NT Government officials responded late to our calls today confirming the claim.
“It’s no secret,” one official said.
They said the bulk of the water, 70 to 90 per cent of the town’s tap water, is supplied from the Katherine River, which they also confirmed this week had a low level of PFAS contamination.
But water is still being supplied from the town’s treatment plant, which cannot remove the suspect chemicals, from two bores which have been found to be contaminated at least five times the recommended “tolerable daily intake” levels.
One long-time resident, who did not want to be named, has called on the Government to shut down the bores straight away.
Katherine MP Sandra Nelson said she did not want to comment on the story.
Federal health agencies this week reduced the maximum allowable limits for PFAS contamination of water from 0.5 micrograms per litre to 0.07 sending alarm bells through the community.
PFAS are a family of chemicals contained in firefighting foams used at Tindal RAAF Base between 1988 and 2004.
Katherine’s water bores have been tested at 0.33 which prompted the NT Government to hold a press conference on Monday to say it was increasing water testing at Katherine and was “having conversations” with the Department of Defence on what to do when the town’s total reliance is on the bores for several days of the year.
Ms Nelson provided an email comment saying bore reliance might be more than days.
“Every release and/or verbal communication I've received they have always stated that 100 per cent reliance on bore water can be for a day, several days or several weeks but historically it has never been longer than 3 weeks and that reliance up to 3 weeks has been very minimal over the last several years,” Ms Nelson said.

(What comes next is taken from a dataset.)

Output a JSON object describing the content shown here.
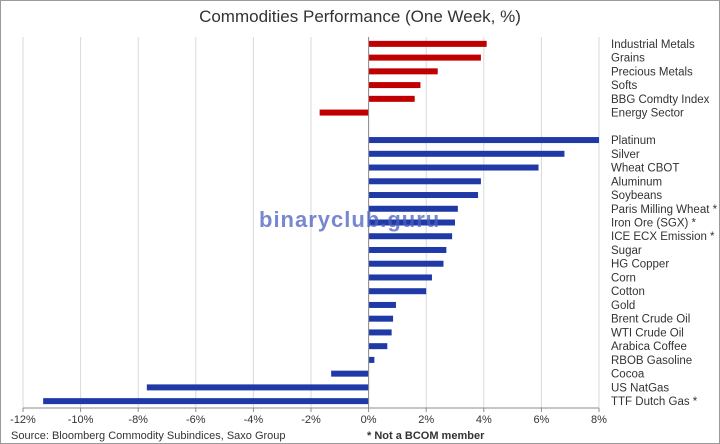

In Monday’s media release, Health Minister Natasha Fyles said: “In Katherine, Power and Water sources between 70 per cent to 90 per cent of its drinking water from the Katherine River and blends it with groundwater from two production bores.
“There may be times during the first rains of the wet season that bacteria levels peak in the Katherine River and it becomes highly turbid and reliance on bore water increases. Monitoring will continue throughout the year.”
What the government did not implicitly say is that the bores are supplying water to Katherine today, even though the blend with the river water brings the contamination down to “acceptable” limits.
The NT Health Department insists Katherine’s water is still safe to drink.
The latest figures provided to Katherine Times shows the bore/river blend is producing contamination numbers of about 0.052.
Recent figures published on Power and Water Corporation’s website are substantially the same of those provided in November.
A corporation spokeswoman said Katherine residents could find out more about the use of the bores and the river by attending next week’s Department of Defence information sessions at the Katherine Country Club on Wednesday.
The Katherine Times, which was not invited to Monday’s press conference in Darwin, has sent the Health Department a series of questions on the safety of the water and its use in Katherine.
There has not been any response at the time of publishing this update.